Un coût de près de 3 milliards d’euros pour le Trésor public
Selon le document de 21 pages, qui a été adressé le 5 avril dernier à la ministre du Budget de l’époque Valérie Pécresse, « 13.034 contribuables ont bénéficié du bouclier fiscal » l’année dernière. Soit un « chiffre largement inférieur à celui de 2010 (16.223 contribuables) ». 

Mais l’Etat ne semble pas pour autant en avoir profité puisque le coût n’a pas diminué. En effet, il y a eu une « augmentation sensible du nombre de bénéficiaires très fortunés ». Cela « explique la forte hausse du montant total des restitutions et du montant moyen restitué au titre de 2011 : 

735 millions d’euros pour un montant moyen de 56.400 euros contre 636 millions d’euros pour un montant moyen de 39.230 euros l’année précédente », détaille la note. Et de souligner : « Il s’agit des montants les plus élevés constaté depuis la création du dispositif ».

Depuis son entrée en vigueur en 2008, le bouclier fiscal « a représenté un coût de près de 3 milliards d’euros pour le Trésor public, selon le chiffrage de la direction générale des finances publiques », précise Le Parisien. La suppression de cette disposition a été votée en juillet 2011, en même temps que la réforme de l’impôt de solidarité sur la fortune (ISF). 

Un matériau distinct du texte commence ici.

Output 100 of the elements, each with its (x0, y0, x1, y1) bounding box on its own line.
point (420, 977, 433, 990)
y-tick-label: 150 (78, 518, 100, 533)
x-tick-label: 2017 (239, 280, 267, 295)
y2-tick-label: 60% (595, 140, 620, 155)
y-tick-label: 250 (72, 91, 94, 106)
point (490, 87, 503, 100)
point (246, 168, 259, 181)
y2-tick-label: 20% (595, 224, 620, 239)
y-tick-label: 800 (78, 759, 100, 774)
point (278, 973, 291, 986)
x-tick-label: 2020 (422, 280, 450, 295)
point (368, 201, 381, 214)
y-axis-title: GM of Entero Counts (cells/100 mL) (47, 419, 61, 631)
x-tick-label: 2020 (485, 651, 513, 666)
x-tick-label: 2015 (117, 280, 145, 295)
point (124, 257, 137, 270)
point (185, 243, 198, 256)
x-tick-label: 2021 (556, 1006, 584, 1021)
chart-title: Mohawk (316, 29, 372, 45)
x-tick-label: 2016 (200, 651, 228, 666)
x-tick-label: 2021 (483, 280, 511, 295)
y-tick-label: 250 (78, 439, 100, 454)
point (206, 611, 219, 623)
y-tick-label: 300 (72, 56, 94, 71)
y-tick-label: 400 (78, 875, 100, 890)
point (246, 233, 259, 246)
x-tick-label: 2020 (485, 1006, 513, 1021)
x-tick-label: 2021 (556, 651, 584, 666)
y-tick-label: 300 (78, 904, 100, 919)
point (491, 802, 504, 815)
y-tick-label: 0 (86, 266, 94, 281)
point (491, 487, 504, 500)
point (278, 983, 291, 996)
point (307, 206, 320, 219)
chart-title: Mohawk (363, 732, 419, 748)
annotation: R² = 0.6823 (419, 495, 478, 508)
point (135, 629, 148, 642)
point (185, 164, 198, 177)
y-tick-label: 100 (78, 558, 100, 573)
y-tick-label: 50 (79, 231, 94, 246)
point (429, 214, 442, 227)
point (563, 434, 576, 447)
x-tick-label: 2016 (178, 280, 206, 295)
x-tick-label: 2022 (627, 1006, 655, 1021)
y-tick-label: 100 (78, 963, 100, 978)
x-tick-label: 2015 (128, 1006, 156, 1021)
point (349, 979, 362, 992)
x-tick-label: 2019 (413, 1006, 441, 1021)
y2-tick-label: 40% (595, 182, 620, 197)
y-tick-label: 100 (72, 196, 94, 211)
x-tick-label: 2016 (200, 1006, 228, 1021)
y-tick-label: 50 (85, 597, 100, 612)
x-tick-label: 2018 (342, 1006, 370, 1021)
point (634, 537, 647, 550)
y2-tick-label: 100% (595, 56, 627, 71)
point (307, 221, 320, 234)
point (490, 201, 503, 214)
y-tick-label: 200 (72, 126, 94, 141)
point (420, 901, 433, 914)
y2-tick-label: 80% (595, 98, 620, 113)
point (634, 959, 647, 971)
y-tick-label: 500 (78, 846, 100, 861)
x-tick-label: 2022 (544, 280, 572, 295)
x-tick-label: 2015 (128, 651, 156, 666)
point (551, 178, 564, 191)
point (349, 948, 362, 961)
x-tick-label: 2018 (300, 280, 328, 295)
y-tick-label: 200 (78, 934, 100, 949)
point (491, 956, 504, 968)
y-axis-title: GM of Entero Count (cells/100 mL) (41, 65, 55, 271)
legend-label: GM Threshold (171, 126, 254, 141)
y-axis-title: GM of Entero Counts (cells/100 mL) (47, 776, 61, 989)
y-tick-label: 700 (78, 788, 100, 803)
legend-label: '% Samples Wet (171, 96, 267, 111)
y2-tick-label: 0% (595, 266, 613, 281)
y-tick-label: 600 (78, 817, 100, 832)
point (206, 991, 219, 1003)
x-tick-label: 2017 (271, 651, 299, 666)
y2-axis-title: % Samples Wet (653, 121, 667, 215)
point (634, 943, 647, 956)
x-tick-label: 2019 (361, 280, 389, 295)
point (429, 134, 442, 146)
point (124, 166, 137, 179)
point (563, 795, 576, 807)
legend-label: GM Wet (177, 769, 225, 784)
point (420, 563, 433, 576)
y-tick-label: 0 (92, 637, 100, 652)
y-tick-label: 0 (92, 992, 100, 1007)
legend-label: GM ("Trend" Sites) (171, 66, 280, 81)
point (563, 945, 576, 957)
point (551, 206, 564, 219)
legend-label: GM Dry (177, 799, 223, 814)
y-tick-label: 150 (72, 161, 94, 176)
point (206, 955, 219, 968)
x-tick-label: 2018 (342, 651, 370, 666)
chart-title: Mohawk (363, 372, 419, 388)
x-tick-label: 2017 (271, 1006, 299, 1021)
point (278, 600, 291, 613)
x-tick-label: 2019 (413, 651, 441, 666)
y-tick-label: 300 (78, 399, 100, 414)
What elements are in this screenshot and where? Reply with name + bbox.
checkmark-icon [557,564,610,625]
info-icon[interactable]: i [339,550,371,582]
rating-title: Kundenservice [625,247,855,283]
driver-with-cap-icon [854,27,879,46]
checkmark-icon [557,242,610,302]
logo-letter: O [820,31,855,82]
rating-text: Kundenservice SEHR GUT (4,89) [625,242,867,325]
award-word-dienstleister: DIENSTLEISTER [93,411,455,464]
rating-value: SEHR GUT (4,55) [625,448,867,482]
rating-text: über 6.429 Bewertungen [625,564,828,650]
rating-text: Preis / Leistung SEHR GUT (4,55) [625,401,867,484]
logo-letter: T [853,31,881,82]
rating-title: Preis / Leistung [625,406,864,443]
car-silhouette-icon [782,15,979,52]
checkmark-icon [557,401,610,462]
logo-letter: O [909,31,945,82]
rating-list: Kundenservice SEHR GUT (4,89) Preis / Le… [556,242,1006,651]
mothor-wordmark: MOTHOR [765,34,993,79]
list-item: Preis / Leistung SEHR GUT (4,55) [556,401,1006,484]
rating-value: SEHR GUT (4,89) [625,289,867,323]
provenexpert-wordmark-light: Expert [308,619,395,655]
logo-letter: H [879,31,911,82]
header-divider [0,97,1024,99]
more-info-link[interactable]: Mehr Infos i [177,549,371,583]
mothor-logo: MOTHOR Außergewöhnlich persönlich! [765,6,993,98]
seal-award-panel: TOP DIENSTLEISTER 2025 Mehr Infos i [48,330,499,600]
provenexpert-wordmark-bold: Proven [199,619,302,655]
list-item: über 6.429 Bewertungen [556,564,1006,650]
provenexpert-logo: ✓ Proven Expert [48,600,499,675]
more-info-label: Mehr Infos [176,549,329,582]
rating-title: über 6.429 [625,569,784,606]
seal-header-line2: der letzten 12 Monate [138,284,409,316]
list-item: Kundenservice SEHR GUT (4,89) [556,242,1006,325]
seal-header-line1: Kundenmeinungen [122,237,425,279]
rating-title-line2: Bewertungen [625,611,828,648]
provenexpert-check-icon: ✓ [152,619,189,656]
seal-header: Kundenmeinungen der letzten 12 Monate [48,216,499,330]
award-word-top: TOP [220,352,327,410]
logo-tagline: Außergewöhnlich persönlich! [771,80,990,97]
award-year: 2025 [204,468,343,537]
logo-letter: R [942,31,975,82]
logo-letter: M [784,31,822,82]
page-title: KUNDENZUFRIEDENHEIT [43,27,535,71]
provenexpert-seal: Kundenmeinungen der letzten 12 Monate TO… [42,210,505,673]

Pourtant, affirme le quotidien, « pour cette année et l’an prochain, les dernières restitutions se traduiront par une nouvelle dépense de 800 millions d’euros. Ce sont 120 millions d’euros de plus que ce qui a été annoncé ». Des dépenses que devra gérer le nouveau gouvernement.

De son côté, François Hollande a promis de taxer à 75% les revenus supérieurs à un million d’euros par an. Dans son programme présidentiel, le chef de l’Etat indiquait également vouloir créer « une tranche supplémentaire de 45% pour les revenus supérieurs à 150.000 euros par part ».